Saint-Martin felt certain that a similar intelligence and energy could be brought to bear on Fitzroy. Beneath his polished, elegant surface, the captain was a primitive man, a wily brute, all sand and marsh. Baron Breteuil was as determined as the great king and willing to spend whatever it would take to outwit and capture the miscreant. Like the king’s architect, Saint-Martin would have to devise a credible plan and execute it. A daunting task, but in an odd way he felt lifted up by the majesty of the state. Its ideal of justice would inspire him, and its power would enable him to prevail.
He left the terrace and walked down the steps into the garden. The parterres to left and right still slept, awaiting their floral robes. In the Apollo basin, a gusty spring breeze rippled water around the sun god in his chariot rising from the depths. In the distance, the Grand Canal stretched out nearly to the horizon. A few pleasure boats drifted lazily on its shimmering surface.

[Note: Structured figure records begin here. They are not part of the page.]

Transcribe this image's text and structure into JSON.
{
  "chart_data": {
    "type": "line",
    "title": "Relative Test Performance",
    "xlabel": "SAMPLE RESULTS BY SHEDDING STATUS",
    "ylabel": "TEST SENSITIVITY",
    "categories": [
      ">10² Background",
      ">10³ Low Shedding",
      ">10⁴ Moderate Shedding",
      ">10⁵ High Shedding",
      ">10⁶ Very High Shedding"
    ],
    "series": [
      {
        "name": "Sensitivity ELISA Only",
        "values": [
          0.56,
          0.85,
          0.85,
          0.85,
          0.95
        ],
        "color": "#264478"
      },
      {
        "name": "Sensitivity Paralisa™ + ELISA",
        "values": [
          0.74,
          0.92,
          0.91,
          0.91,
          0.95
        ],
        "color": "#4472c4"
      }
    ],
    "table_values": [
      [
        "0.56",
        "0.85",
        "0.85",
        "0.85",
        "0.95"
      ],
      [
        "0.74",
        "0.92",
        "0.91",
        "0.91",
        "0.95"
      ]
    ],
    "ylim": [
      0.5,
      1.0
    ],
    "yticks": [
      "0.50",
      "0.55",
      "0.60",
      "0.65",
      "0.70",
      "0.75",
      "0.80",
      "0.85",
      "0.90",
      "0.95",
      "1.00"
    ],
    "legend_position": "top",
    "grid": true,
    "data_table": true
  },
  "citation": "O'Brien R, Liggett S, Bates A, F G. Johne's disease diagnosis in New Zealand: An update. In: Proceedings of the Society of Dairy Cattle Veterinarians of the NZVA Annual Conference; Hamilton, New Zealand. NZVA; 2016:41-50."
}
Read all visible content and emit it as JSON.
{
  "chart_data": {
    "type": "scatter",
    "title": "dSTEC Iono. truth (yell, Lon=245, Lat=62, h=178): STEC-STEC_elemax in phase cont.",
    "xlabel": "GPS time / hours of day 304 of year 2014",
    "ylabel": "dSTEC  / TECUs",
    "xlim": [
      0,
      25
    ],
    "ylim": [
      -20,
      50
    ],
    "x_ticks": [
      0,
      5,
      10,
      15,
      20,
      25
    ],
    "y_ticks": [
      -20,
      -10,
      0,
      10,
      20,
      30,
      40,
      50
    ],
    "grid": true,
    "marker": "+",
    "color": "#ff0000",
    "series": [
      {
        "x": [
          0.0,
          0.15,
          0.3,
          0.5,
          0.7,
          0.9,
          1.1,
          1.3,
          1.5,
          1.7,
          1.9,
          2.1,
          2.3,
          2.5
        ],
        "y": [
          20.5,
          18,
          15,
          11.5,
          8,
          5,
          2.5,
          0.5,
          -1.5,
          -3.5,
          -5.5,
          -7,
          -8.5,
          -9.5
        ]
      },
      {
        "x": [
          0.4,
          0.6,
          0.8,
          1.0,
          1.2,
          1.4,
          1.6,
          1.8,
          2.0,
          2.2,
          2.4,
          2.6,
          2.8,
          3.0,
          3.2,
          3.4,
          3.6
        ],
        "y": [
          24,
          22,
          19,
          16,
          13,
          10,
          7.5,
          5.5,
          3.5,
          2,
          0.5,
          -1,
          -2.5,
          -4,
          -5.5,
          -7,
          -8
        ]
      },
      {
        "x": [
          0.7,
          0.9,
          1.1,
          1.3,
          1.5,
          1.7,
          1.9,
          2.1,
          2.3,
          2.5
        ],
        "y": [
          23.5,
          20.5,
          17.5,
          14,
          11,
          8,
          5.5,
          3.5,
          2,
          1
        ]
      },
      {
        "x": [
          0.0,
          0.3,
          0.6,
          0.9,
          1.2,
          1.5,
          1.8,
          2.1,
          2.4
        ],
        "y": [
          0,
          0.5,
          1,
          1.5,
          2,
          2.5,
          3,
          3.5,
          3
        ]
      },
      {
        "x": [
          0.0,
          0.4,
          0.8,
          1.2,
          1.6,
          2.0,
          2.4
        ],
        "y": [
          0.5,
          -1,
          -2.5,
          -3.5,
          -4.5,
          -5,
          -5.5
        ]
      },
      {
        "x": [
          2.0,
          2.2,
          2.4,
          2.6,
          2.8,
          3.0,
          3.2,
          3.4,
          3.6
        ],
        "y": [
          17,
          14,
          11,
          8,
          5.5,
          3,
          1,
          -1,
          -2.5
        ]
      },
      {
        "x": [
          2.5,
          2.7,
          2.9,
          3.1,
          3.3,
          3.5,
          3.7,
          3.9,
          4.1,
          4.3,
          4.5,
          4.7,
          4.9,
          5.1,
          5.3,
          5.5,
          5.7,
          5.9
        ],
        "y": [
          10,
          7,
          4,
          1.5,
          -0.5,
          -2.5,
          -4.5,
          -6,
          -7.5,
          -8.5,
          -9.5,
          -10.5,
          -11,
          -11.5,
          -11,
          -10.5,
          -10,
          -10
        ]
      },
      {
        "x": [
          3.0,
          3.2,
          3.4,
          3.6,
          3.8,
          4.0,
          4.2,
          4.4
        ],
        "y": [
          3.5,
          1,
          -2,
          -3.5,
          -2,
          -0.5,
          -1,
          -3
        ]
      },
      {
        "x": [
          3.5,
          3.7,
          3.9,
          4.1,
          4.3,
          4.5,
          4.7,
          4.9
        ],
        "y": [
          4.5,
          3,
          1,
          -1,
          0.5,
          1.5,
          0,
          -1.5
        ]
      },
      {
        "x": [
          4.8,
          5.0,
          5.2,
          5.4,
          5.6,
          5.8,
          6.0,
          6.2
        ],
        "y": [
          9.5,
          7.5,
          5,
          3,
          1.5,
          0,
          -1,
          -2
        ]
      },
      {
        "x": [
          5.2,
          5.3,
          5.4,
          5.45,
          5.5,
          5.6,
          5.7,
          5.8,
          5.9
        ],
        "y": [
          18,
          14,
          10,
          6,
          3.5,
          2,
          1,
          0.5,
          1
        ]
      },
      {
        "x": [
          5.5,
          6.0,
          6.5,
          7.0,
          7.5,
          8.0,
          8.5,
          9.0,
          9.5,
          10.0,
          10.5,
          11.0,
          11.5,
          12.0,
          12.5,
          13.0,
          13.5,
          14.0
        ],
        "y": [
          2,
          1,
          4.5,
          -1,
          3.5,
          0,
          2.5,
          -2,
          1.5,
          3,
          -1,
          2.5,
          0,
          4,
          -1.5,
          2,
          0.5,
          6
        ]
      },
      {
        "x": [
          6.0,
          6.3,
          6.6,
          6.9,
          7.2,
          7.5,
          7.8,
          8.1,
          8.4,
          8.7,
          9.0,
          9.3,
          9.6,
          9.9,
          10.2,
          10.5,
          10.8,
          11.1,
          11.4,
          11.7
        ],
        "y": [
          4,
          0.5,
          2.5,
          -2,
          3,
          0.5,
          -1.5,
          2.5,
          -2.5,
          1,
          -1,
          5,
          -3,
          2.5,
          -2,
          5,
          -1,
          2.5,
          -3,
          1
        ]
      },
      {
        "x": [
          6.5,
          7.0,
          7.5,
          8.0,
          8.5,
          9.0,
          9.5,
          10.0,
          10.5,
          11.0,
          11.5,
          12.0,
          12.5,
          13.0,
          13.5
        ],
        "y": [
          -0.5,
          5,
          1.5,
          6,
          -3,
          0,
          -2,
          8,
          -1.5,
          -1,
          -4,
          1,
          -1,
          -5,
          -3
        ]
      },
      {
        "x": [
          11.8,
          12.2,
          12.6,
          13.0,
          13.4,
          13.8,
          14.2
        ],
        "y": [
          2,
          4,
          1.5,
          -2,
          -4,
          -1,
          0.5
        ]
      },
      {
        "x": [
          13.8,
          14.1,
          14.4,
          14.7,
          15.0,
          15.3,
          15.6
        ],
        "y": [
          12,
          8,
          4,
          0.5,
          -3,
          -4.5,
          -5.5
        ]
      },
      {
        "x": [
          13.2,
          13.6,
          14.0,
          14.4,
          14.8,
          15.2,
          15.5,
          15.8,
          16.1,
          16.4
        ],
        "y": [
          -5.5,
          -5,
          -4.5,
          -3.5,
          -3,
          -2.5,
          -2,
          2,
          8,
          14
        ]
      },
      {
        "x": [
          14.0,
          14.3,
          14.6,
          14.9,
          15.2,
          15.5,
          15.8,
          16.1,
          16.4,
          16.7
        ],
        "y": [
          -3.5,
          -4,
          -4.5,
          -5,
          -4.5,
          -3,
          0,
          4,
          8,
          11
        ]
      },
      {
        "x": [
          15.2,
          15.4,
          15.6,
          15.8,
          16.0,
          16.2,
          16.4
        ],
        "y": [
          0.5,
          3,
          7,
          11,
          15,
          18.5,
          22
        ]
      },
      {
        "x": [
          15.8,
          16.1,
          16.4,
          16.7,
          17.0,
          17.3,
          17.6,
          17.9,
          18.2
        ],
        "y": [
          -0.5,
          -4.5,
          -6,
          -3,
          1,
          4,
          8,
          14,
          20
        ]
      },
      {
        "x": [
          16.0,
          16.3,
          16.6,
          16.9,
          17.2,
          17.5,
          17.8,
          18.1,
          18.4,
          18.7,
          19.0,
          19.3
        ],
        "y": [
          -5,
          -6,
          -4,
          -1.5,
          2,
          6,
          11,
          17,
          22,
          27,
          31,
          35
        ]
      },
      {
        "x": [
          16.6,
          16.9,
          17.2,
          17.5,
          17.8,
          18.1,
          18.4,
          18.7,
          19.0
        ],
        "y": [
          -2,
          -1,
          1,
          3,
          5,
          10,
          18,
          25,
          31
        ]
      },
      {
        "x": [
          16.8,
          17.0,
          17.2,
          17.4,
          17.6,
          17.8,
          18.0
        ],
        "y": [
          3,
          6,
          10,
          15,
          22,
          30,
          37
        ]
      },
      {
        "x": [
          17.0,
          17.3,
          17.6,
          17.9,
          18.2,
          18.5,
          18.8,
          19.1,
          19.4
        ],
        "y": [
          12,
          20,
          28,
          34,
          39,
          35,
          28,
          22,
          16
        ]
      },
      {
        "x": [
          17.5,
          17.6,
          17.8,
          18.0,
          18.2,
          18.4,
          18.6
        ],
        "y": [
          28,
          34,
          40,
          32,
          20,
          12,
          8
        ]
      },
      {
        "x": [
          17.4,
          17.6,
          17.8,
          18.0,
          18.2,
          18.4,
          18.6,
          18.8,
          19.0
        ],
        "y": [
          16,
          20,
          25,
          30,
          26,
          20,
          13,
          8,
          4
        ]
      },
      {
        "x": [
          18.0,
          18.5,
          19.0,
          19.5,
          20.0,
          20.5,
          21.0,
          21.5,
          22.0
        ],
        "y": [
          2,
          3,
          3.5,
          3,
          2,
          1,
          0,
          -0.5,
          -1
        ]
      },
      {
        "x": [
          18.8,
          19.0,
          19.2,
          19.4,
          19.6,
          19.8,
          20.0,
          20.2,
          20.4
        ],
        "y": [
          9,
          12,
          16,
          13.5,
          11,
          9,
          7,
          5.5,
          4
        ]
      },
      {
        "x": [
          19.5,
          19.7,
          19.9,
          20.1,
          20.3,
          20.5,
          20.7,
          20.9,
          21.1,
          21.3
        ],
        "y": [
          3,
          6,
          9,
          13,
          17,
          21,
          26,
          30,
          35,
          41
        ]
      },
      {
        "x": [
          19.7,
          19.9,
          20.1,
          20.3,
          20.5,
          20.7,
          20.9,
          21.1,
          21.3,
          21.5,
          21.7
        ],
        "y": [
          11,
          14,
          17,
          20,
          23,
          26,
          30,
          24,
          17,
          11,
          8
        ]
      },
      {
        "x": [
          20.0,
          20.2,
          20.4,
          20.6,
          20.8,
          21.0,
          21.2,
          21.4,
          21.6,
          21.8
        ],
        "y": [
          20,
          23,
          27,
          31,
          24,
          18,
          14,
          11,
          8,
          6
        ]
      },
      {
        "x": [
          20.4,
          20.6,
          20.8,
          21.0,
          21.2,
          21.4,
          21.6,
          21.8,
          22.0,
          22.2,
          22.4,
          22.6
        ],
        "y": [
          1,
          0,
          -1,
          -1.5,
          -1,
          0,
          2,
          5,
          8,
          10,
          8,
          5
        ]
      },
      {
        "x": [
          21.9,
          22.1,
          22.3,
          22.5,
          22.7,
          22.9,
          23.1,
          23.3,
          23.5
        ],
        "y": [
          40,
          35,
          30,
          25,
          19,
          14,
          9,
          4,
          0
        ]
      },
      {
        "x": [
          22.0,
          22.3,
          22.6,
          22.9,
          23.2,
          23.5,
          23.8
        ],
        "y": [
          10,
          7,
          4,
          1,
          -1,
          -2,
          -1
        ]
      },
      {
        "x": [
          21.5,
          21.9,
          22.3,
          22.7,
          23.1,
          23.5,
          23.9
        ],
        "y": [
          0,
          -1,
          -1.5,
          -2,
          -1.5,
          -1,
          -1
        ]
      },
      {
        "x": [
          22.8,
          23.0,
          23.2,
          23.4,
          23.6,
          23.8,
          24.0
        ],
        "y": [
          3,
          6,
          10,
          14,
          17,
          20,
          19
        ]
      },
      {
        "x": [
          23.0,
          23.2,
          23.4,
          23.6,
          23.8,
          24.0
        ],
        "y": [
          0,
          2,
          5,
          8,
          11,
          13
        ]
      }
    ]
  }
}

He imagined himself out there with Anne, her hands dangling in the water while he rowed. “That’s for a warmer season,” he murmured to himself, for the sun had slipped behind a cloud and the breeze had turned chilly. He found a sheltered bench with a view of Apollo’s fountain, pulled a small case from his pocket, and opened it to a miniature portrait of Anne. Their deaf friend Michou had painted it last summer. Saint-Martin had carried it with him ever since.
As he gazed at Anne’s image, his mind drifted back to that time. He and Anne had stood side by side at this very fountain after a private royal audience. She had handed over to the king the priceless stolen jewels she had recovered, having been wounded in a struggle with its thief. As a reward, the king had given her a fine cabochon emerald set in gold and hung on a gold chain.
In the fountain’s reflected light, she had asked Saint-Martin to help her put it on. He had slipped behind her and fastened it around her neck. She had turned her head and ravished him with a tender smile. His heart leapt. It was a moment he would never forget.
Later in September, as Anne was leaving Paris for London, they had agreed to be friends. He had wanted a more committed relationship, perhaps marriage, but had cautiously yielded to her yearning for independence. She had said she’d only be gone for a few weeks, visiting grandparents and friends.
Saint-Martin looked up to the sky, searching for the sun, then sighed. The “few weeks” had stretched out into seven months. Anne had nursed her grandmother through a lingering fatal illness. Her letters had expressed an ardent wish to see him soon. But delay followed delay until he wondered if she were losing interest in returning to Paris, to Abbé de l’Épée’s school, where she had been learning to teach deaf children. Had she been trapped into caring for other aged relatives? She might stay in England forever.
He stared again at Anne’s portrait as if his gaze could somehow bring her back to his side. How he longed for her! He returned the case to his pocket, leaned back on the bench, and thought ahead to his forthcoming visit to England. He would seek her out in the village of Hampstead near London where she was staying with her grandfather. Would her face light up, her arms reach out, when he appeared on her doorstep?
Buoyed by a fragile hope, he imagined the two of them riding in the lovely green English countryside, her blue eyes teasing him, her cheeks flushed with pleasure. The prospect lifted his spirits. But a quiet voice within warned him not to let his hopes rise too high. Or distract him from his task. He rose from the bench and walked purposefully back to the palace.